Honda, like most other major automakers in Japan and Korea, is still very much invested in fuel cell hydrogen powertrains, which has resulted in little development in battery-powered vehicles.

While the company is apparently not ready to give up on fuel cell, they announced plans to “strengthen the development” of battery vehicles and that they will unveil a new electric vehicle this autumn.

The company made a rare step into the electric vehicle segment in a long time this year with all-electric and plug-in electric versions of its Clarity sedan.

The all-electric Clarity is currently seen as too expensive for its range and it will be difficult for it to compete against vehicles like the Chevy Bolt EV, Tesla Model 3, or even the Hyundai Ioniq or the Nissan Leaf.

As part of its Vision 2030 strategy plan unveiled today, Honda announced an increased research and development effort in electric vehicles and self-driving technology.

They disclosed their timelines for level 4 self-driving for 2025 and level 3 autonomous driving in 2020:

Those timelines are significantly behind most of what the industry has been guiding.

More directly related to electric vehicles, Honda President and CEO Hachigo-san mentioned that they plan to unveil a new battery-powered vehicle by the end of the year.

Hachigo-san said (via AutoExpress):

“We will strengthen the development of fuel cell vehicles as well as battery electric vehicles.
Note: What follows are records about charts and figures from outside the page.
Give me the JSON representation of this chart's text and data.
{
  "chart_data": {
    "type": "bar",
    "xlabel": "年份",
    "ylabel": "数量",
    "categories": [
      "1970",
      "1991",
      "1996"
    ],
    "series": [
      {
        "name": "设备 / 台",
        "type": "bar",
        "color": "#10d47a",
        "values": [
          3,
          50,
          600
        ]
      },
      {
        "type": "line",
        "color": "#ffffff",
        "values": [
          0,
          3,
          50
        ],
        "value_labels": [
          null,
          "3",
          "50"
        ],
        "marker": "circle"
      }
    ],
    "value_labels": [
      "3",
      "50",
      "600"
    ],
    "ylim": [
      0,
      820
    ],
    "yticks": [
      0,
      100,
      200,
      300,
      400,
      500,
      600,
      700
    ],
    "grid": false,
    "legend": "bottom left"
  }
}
In addition to a China-exclusive model scheduled to go on sale in 2018, a dedicated EV model for other regions is under development. We will introduce this model at an auto show this autumn.”

As we recently reported, China-exclusive electric cars are popular with foreign automakers due to the country’s new ZEV mandate, but a new EV platform for other regions is new.

An auto show this autumn could likely mean Frankfurt Motor Show, where we could get to see this vehicle.

The new EV is expected to have a long range and feature high-speed charging.

CEO Hachigo-san also added that he expects that two-thirds of Honda’s global sales to be made up of “electrified vehicles.” The breakdown is even more interesting though: 50% would be hybrids (HEV) and another 15% would consist of plug-in hybrid models (PHEV), all-electric (BEV) and fuel cell vehicles.

We recently shared reports pointing toward most vehicles being entirely powered by batteries around the same time, but Honda considered even hybrids, which are purely powered by gas, to be “electrified vehicles.”